Nantinya, masyarakat dapat menyaksikan seluruh pertandingan tersebut melalui kanal TVRI Sport dan TVRI Nasional.
"Proses untuk memperoleh hak siar Piala Dunia 2026 oleh TVRI tentu tidak mudah dan melalui tahapan panjang. Namun, seluruh persiapan tersebut dilakukan sebagai bagian dari komitmen TVRI dalam menjalankan fungsi pelayanan publik," tegas Iman.
Gratis dan Menjangkau Wilayah 3T
Dalam skema penayangannya, Iman memastikan seluruh pertandingan akan disiarkan secara terestrial atau Free To Air (FTA). Artinya, masyarakat dapat mengakses siaran ini secara gratis menggunakan antena biasa tanpa perlu biaya berlangganan.
Siaran akan dilakukan secara back to back atau simultan pada jam tayang pukul 23.00 WIB hingga 11.00 WIB. Langkah ini diklaim sebagai bentuk inklusivitas agar hiburan kelas dunia ini dapat dinikmati seluruh lapisan masyarakat, termasuk di wilayah Terluar, Terdepan, dan Tertinggal (3T), sesuai dengan arahan Presiden Republik Indonesia.
"Masyarakat bisa mengakses siaran Piala Dunia melalui platform FTA atau terestrial dengan menggunakan antena biasa.

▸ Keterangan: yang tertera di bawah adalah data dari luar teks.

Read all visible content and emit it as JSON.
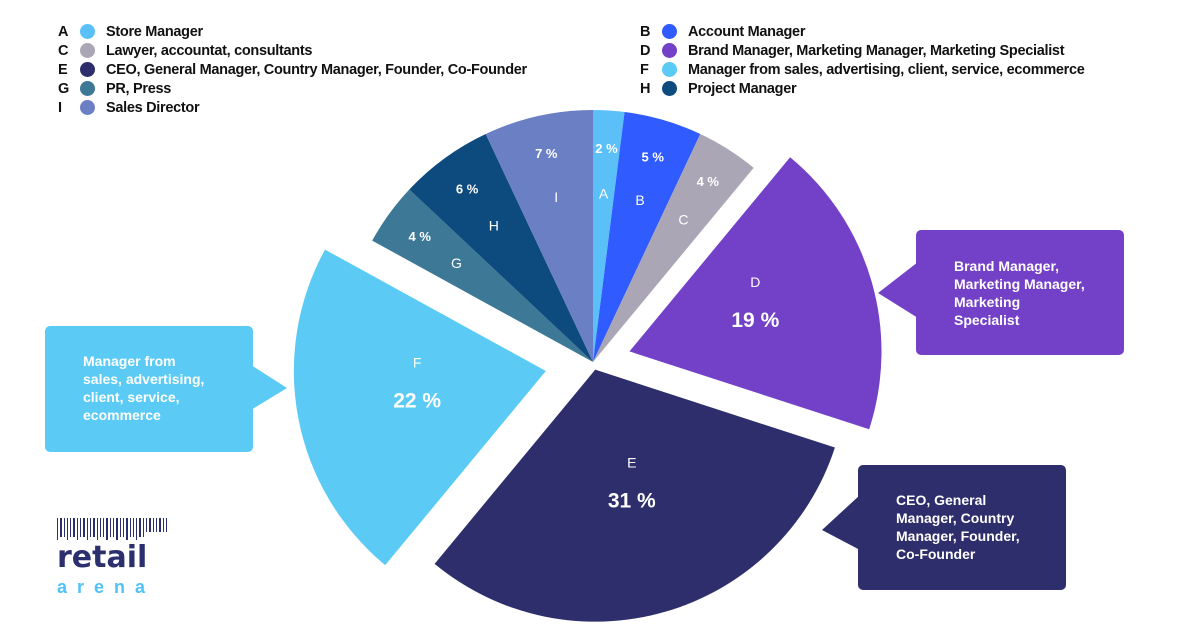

Namun untuk platform lain atau OTT (over the top) akan bergantung dengan kebijakan operator pihak ketiga," jelas Iman.
Kepatuhan pada Aturan FIFA
Sementara itu, Chief Editor Siaran Piala Dunia TVRI sekaligus Dewan Pengawas TVRI, Usman Kansong, menyatakan bahwa pihaknya membuka peluang kerja sama dengan pihak ketiga. Kendati demikian, ia menekankan bahwa kolaborasi bisnis tersebut harus tetap berada dalam koridor regulasi ketat yang ditetapkan oleh FIFA.
"Kerja sama dengan pihak lain sangat dimungkinkan, tetapi tetap dalam kerangka aturan FIFA. FIFA ini kan sangat ketat aturannya, jadi kita akan selalu berkonsultasi mengenai berbagai bentuk kerja sama terutama dalam menjaga aturan-aturan sponsor," pungkas Usman.